March 23, 2005: Addressing Women’s Offending
Home Secretary Charles Clarke has announced funding totalling £9.15 million on new approaches to address women's offending. The funding will be spread over the next four years. The new initiatives will be set up in two areas and will include women's community supervision and support centres, where female offenders can access a whole range of services and support designed to meet their needs.
The new initiatives should be up and running in 2006. They will provide women with the help and support they need to tackle issues such as drug abuse, mental health problems, housing, childcare, domestic violence and other issues that can affect why women offend. These 'one-stop-shops' will learn from the experiences of existing projects such as the Asha Centre in Worcester and the 218 Project in Glasgow, both of which already offer an innovative range of services to women in the community.
By tackling these problems more effectively in the community the aim is to reduce the use of custody for women offenders. The new initiatives will ensure that probation services, police, courts, local authorities, voluntary organisations and other statutory agencies work effectively together to provide the right interventions for women offenders.
Speaking at a Fawcett Society press conference, the Home Secretary said:
"Community supervision and support centres are an innovative solution to the particular issues that women offenders face. This initiative is especially significant because this is the first time the Government has allocated funding specifically to tackle women's offending."
"I am concerned about the increase in the women's prison population in recent years and the wider impact and disruption this has on their children and families. So it is vital that we look at new ways of dealing with women offenders in the community. Prison should only be used for those who really need to be there. These new initiatives will tackle issues like drug dependency and mental health problems in the community at an early stage, and help ensure that custody is used only as a last resort."
The Fawcett Commission welcomed the announcement, but says this should be just the first rung on the ladder to a radical reform of the treatment of women offenders. They argue that there is an urgent need for this reform.

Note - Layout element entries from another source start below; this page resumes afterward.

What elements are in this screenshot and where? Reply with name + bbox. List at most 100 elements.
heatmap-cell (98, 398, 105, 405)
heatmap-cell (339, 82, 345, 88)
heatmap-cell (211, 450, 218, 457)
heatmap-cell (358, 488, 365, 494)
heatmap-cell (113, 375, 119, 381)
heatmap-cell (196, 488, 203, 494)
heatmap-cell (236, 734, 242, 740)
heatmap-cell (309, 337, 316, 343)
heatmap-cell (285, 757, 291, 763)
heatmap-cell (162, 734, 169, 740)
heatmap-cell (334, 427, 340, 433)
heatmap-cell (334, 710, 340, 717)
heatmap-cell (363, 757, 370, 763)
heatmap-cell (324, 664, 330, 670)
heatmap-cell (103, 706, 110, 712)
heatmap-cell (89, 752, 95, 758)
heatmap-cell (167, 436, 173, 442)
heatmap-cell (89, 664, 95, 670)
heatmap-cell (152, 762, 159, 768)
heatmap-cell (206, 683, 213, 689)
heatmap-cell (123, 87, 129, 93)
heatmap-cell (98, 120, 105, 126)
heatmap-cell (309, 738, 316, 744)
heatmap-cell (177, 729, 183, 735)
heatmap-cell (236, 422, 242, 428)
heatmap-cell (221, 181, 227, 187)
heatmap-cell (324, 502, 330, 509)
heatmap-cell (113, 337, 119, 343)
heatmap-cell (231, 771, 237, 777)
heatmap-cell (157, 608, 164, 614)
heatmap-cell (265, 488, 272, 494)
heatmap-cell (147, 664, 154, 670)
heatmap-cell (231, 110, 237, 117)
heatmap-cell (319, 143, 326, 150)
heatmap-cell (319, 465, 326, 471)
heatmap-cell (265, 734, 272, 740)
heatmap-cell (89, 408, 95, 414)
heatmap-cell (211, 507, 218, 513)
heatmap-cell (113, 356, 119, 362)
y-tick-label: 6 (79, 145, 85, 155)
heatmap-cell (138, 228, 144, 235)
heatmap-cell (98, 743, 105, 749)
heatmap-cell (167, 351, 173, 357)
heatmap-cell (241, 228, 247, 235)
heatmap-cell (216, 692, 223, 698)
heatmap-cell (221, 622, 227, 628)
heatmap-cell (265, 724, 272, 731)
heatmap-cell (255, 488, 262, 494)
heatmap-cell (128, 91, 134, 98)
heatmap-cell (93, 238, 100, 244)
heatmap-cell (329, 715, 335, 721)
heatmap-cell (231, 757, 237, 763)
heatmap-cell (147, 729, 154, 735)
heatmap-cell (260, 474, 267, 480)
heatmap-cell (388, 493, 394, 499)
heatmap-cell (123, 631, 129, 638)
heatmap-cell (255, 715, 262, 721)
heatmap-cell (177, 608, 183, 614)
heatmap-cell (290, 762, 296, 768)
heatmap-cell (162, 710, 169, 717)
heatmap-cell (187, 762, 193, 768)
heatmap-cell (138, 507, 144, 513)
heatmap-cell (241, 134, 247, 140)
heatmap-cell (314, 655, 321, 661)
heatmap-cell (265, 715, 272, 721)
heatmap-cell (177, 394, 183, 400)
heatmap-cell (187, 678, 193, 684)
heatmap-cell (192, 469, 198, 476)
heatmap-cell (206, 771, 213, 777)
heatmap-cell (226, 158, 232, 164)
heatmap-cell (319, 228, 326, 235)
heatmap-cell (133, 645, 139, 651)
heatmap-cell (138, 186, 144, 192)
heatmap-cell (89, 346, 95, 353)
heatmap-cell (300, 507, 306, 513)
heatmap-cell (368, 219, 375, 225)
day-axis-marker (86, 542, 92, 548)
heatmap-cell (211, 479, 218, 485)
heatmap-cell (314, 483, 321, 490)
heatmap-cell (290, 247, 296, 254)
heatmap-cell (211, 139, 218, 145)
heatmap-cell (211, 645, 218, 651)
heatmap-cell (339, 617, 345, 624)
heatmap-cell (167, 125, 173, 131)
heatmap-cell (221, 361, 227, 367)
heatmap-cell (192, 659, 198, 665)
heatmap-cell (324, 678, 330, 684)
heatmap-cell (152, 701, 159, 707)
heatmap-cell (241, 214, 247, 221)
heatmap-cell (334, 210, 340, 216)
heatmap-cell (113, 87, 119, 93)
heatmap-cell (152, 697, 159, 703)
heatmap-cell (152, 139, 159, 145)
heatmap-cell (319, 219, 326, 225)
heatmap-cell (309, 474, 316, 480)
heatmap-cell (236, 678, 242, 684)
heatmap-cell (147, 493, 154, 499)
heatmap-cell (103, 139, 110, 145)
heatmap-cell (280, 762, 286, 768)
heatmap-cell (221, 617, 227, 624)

The Fawcett Society’s Commission on Women and the Criminal Justice System was a one-year inquiry set up by the Fawcett Society, which brought together experts in criminal justice. It looked at the experiences of women and the criminal justice system as victims, offenders and practitioners and made links between the three groups. It reported in March 2004 and found that women suffer because of man-made justice system and that jail is wholly inadequate for the vast majority of women.
The Commission’s latest report, released on Tuesday 22 March 2005 has reviewed progress made in the last year and what yet remains to be done.Since then, 12 more women have died of self-inflicted deaths in prison. In the past ten years, the number of women in jail has nearly trebled - not because women are committing more crime or more serious crime, but because they are being sentenced more harshly. More women are sentenced to prison for shoplifting than for any other offence.
The majority of women sent to jail have drug and mental health problems that only worsen in prison. Women prisoners are also twice as likely to have suffered domestic violence than other women. The over-stretched system cannot cope with the needs of such vulnerable women and separation from family and community means life for these women and their children is even more disrupted. While in prison, 40 % of women harm themselves or attempt suicide.
According to the Fawcett Commission:
- Just 12 % of women sentenced to prison have been convicted violence against the person. The vast majority of women sent to prison should not be there. Prison does not work – most women sent to prison go on to reoffend. Alternatives to custody are not easy options for offenders, but they can be more effective ways of addressing the needs of women offenders, protecting their children and the wider community.
- They are pleased the Home Secretary has pledged funding for pilot community centres for women offenders. However, they argue that if the courts are going to stop sending vulnerable women to prison, the Government needs to do more.
- They want community rehabilitation for women all over the country, including all-women bail hostels and probation programmes. The majority of women offenders have suffered abuse by men, making current mixed accommodation and programmes entirely inappropriate for most.
- There must be a new duty on courts to consider the impact of imprisonment on women who already have mental health problems and the impact of imprisonment on their children.
Fawcett Commission chair Vera Baird QC MP said:
“We have had five inquests into the self-inflicted deaths of women in prison this year alone. How many more women prisoners must die before the courts stop sending vulnerable women to jail? The vast majority of women sentenced to jail have not committed violent offences and should never be there in the first place. Prison only makes things worse and creates a perpetual cycle of crime. We want a radical new approach to women offenders that will properly rehabilitate women.”